KUDUS – jursidnusantara.com Hingga sampai saat ini, Penjabat (Pj) Bupati Kudus, Muhammad Hasan Chabibie mengaku belum menerima laporan terkait seorang kepala desa (Kades) yang terbukti melanggar netralitas menjelang Pemilihan Kepala Daerah (Pilkada) Kudus 2024.
Muhammad Hasan Chabibie mengatakan, hingga Senin, 28 Oktober 2024, pihaknya belum menerima laporan apapun dari Badan Kepegawaian dan Pengembangan Sumber Daya Manusia (BKPSDM) Kabupaten Kudus mengenai hal tersebut.
“Saya belum dapat report dari teman-teman BPKSDM, biasanya kan nanti diajukan nota dinas terkait itu,” katanya.

Lebih lanjut Hasan menambahkan, ketika saya sudah mendapatkan laporan tersebut, maka dirinya akan segera berkoordinasi dengan Badan Pengawas Pemilihan Umum (Bawaslu) Kabupaten Kudus terkait pelanggaran yang dilakukan salah satu oknum kades di Kudus tersebut.
“Ya nanti kita lihat sesuai dengan peraturan dan ketentuan bagaimana dan sanksinya seperti apa,” imbuhnya.
Pada dasarnya, kami sudah seringkali menghimbau kepada seluruh jajarannya di pemerintahan Kabupaten Kudus untuk bisa menjalankan Pilkada Serentak tahun ini dengan baik serta menjaga netralitas.
“Pada prinsipnya, dari pemerintah kabupaten sampai Kepala Desa, kami harapkan mampu menjaga netralitasnya dan menjalankan Pilkada dengan baik,” pungkasnya.

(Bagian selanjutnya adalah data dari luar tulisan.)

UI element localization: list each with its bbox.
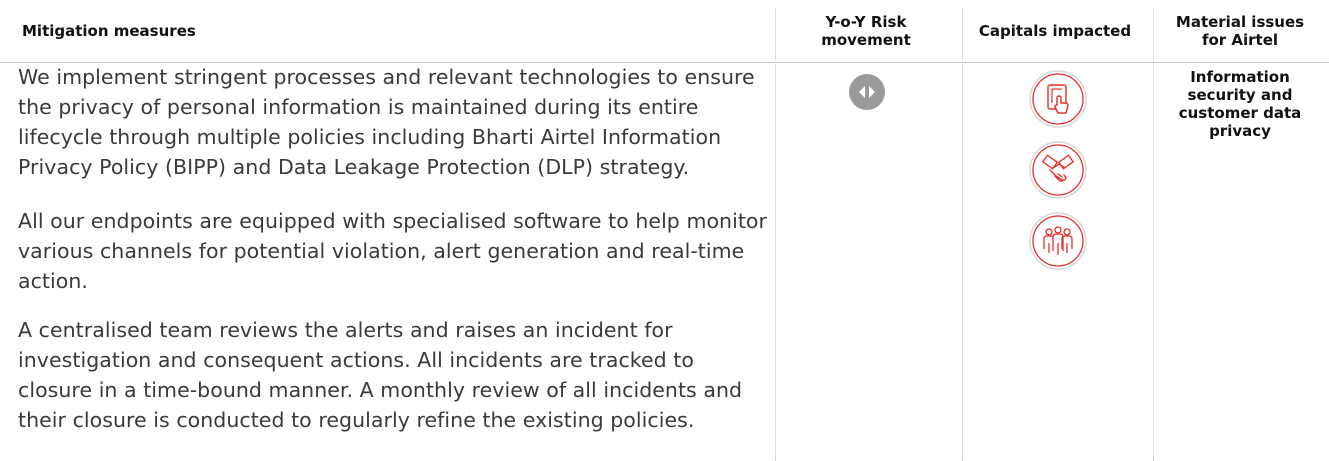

Diberitakan sebelumnya, pada Minggu, 6 Oktober 2024, Badan Pengawas Pemilu (Bawaslu) Kudus menyatakan salah satu Kades dari Kecamatan Jati terbukti melakukan pelanggaran netralitas menjelang Pilkada Kudus tahun 2024.
Laporan itu pun dikatakan Ketua Bawaslu Kudus, Moh Wahibu Minan diteruskan kepada instansi yang berwenang, dalam hal ini Pj Bupati Kudus untuk dilakukan pembinaan sesuai peraturan perundang-undangan yang berlaku.